Jason Rigby, il pianista cubano Fabian Almazan e Chris Morrissey sono musicisti con i quali Guiliana ha suonato in altri cointesti e che nella circostanza dirige da dietro il proprio strumento indicando loro le coordinate espressive ma senza tarparne le ali.

 


Billy Martin's "Wicked Knee" Teatro Donizetti | ore 21.00

BILLY MARTIN’s “Wicked Knee” featuring STEVEN BERNSTEIN, BRIAN DRYE, MICHEL GODARD

Performers:

Steven Bernstein (slide trumpet), Brian Drye (trombone), Michel Godard (tuba), Billy Martin (batteria)

About the artists

Una all stars band: non si può definire in altro modo l’ottimamente assortito quartetto Wicked Knee, guidato da Billy Martin, batterista del celebre trio post funk-jazz Medeski Martin and Wood, e comprendente altri eccellenti strumentisti quali il trombettista Steven Bernstein (leader dei Sex Mob, applauditi anni fa anche a “Bergamo Jazz”, e di altre quotate formazioni), il trombonista Brian Drye (già componente degli Slavic Soul Party e della Frank London’s Klezmer Brass Allstars) e il francese Michel Godard, virtuoso della tuba distintosi in molteplici contesti che vanno dall’improvvisazione più radicale alla musica antica e al folk.

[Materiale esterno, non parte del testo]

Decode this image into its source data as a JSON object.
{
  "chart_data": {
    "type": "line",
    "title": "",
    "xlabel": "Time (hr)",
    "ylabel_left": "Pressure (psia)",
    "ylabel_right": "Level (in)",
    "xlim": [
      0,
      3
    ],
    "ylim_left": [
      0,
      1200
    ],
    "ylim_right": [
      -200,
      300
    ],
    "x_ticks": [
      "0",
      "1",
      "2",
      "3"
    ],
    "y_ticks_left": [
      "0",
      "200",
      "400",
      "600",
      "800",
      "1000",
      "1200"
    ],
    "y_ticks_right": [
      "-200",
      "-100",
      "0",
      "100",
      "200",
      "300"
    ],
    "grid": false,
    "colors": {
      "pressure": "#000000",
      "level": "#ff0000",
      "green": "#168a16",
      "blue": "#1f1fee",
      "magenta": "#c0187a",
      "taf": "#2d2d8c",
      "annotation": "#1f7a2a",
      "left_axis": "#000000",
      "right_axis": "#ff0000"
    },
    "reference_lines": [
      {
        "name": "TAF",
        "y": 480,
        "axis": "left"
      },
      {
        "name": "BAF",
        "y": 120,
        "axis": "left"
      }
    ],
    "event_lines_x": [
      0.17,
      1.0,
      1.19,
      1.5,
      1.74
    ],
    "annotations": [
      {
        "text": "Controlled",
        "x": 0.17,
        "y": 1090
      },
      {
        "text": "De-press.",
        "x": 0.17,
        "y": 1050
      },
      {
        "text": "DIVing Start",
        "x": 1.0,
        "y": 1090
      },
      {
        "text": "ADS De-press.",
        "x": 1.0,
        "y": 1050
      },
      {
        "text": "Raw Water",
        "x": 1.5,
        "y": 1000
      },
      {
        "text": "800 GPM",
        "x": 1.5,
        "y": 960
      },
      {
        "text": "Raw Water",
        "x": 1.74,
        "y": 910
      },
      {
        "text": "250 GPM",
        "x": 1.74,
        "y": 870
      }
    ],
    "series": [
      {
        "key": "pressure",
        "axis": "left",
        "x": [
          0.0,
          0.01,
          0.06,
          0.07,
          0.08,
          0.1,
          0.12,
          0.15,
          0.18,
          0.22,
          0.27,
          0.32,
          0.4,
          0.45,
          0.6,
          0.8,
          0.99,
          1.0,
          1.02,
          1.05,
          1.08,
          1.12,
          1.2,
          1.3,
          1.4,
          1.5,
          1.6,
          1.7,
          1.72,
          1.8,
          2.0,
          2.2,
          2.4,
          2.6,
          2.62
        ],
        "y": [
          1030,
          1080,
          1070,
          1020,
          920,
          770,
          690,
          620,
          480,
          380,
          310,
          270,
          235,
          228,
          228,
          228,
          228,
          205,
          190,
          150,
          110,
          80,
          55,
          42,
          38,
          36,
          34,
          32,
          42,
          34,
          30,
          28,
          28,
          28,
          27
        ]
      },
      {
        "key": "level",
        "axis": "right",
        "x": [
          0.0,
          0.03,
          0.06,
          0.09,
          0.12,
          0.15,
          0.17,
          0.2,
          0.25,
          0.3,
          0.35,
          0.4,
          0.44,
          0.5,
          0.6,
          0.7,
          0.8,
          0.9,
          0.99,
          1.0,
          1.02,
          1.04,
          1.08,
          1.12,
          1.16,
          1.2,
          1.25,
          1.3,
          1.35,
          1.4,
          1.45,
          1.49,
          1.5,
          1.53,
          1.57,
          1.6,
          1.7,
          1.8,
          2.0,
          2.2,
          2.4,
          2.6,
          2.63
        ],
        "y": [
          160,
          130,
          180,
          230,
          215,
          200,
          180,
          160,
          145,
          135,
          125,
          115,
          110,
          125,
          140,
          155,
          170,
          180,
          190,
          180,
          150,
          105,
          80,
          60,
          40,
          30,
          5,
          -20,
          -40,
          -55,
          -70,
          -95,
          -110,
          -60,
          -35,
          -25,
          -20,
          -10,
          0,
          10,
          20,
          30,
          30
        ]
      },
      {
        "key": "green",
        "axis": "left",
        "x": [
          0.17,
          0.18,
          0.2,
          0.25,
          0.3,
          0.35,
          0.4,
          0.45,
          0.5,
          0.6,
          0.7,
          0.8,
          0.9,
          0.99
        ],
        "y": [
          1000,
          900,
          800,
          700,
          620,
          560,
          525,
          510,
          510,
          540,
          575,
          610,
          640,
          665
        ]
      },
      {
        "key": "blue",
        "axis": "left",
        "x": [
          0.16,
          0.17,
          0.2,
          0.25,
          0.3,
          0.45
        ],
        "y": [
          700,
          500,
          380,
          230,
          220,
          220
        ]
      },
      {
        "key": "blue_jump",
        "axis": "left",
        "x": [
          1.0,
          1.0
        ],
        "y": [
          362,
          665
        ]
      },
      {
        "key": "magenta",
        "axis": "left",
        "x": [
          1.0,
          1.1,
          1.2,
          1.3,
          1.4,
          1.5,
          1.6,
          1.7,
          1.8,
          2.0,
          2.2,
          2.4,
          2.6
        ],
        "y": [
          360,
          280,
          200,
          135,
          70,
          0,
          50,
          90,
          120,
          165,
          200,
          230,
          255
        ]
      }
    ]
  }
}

L’inusuale organico del gruppo, con tre ottoni e batteria, fa venire in mente di primo acchito una sorta di mini brass band di stampo neworleansiano: il leader descrive la musica della sua creatura come “ragtime funk”, sottolineandone l’intento incantatorio e anche un po’ ludico. Al di là delle definizioni, i Wicked Knee assicurano spettacolo, divertimento, ma soprattutto un mix sonoro ad elevato tasso energetico.

 


Louis Moholo-Moholo

LOUIS MOHOLO-MOHOLO “5 Blokes”

Performers:

Jason Yarde (sax alto, soprano e baritono), Shabaka Hutchings (sax tenore), Alexander Hawkins (pianoforte), John Edwards  (contrabbasso), Louis Moholo-Moholo (batteria)

About the artists

Nato nel 1940 a Cape Town, Louis Moholo-Moholo è stato ed è tuttora uno dei portabandiera del jazz sudafricano, costretto all’esilio forzato nel lungo periodo dell’Apartheid. Emigrato negli anni Sessanta a Londra insieme ad altri valorosi musicisti connazionali (Chris McGregor, Johnny Dyani, Mongezi Feza, Dudu Pukwana), con i quali ha condiviso innumerevoli battaglie musicali e civili, il settantacinquenne batterista ha anche collaborato con numerosi improvvisatori di entrambi i versanti dell’Atlantico: Steve Lacy, Derek Bailey, Roswell Rudd, Archie Shepp, Cecil Taylor, John Tchicai, Keith Tippett, Peter Brötzmann, solo per citarne alcuni.

Dietro a piatti e tamburi ha dato quindi impulso a formazioni diverse, lasciando sempre il segno con un drumming che rappresenta una naturale combinazione fra la tradizione sudafricana e la spinta ritmica più squisitamente jazzistica. Anche la sua musica getta inevitabilmente un ponte fra una festosa ritualità corale e il linguaggio del jazz più avanzato. Tutti dotati di spiccata individualità, i componenti dei 5 Blokes (fra i quali c’è il pianista Alexander Hawkins, nuova star del jazz europeo) sono ben sintonizzati sulla medesima lunghezza d’onda del leader.